The Laplace transform of the product of two functions, or a power of a time signal, is not easy to compute. For example, R. Mehrem proposes the following formula:
$$ \mathscr{L}\{Q^2(t)\}(s) = \tfrac{2}{\pi}\int_{0}^{\infty}\mathbf{im}\left(Q\left(\tfrac{s}{2}-i\tau\right)\right)^2\mathrm{d}\tau. $$
Kwin van der Veen mentioned the property $\mathscr{L}\{Q^2\}(s) = \mathscr{L}\{Q\}(s)*\mathscr{L}\{Q\}(s)$. I don't think this property is correct. For example, for $Q(t) = H_0(t)$, that is, the Heaviside function, $Q^2(t) = Q(t)$ and $\mathscr{L}\{Q^2(t)\} = \mathscr{L}\{Q(t)\} = \frac{1}{s}$. This is not equal to $\tfrac{1}{s}*\tfrac{1}{s}$.

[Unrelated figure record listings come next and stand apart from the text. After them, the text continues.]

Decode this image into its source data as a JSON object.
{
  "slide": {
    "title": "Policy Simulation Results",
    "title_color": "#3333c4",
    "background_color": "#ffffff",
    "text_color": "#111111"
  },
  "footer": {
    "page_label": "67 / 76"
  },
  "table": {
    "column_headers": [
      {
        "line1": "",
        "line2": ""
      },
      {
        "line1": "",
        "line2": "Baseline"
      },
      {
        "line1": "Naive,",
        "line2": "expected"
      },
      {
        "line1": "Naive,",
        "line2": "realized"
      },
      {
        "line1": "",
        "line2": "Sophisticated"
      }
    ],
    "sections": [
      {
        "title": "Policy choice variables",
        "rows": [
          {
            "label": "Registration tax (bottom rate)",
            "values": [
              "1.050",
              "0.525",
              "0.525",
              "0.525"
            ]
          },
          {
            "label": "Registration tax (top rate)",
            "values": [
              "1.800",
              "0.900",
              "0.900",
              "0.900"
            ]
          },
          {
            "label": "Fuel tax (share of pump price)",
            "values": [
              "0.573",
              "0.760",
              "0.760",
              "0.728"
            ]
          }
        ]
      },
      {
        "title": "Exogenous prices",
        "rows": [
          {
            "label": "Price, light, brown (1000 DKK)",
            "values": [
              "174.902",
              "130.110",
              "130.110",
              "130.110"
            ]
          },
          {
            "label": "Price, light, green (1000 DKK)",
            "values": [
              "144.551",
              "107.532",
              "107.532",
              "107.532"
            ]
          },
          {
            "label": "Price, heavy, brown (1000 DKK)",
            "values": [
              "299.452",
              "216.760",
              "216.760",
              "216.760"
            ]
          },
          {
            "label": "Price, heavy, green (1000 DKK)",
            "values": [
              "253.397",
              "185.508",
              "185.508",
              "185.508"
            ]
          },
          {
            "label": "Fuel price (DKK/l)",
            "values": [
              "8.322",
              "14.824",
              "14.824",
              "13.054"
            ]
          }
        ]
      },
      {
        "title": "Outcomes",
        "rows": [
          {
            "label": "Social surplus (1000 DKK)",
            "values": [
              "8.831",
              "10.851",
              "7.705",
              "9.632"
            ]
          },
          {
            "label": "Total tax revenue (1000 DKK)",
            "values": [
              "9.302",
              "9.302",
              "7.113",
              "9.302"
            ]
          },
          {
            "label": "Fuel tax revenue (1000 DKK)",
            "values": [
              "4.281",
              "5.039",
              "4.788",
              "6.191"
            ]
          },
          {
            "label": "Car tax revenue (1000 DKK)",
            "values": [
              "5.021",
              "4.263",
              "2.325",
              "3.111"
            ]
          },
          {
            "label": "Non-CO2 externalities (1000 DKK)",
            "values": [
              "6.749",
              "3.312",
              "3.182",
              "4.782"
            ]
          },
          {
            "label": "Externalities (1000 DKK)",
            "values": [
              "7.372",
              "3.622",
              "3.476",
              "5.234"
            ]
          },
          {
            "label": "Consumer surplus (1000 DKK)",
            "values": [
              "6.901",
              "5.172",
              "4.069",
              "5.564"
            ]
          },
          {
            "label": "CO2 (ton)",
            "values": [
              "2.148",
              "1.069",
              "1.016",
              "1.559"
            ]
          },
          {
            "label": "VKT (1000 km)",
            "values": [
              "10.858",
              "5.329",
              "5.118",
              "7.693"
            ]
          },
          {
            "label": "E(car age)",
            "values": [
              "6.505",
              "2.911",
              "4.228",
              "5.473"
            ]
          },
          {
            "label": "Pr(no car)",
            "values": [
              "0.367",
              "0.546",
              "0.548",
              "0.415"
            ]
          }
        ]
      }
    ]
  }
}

First of all transfer functions can only be defined for linear time invariant systems and your system is nonlinear. However, it is still possible to find an expression for the Laplace transform of your expression using the convolution theorem. Namely, the property of convolution in the time domain being equivalent to multiplication in the frequency domain also works the other way around, so multiplication in the time domain is equivalent to convolution in the frequency domain which gives $\mathcal{L}\{Q^2(t)\}(s)=(\mathcal{L}\{Q(t)\}*\mathcal{L}\{Q(t)\})(s)$ with $*$ denoting convolution.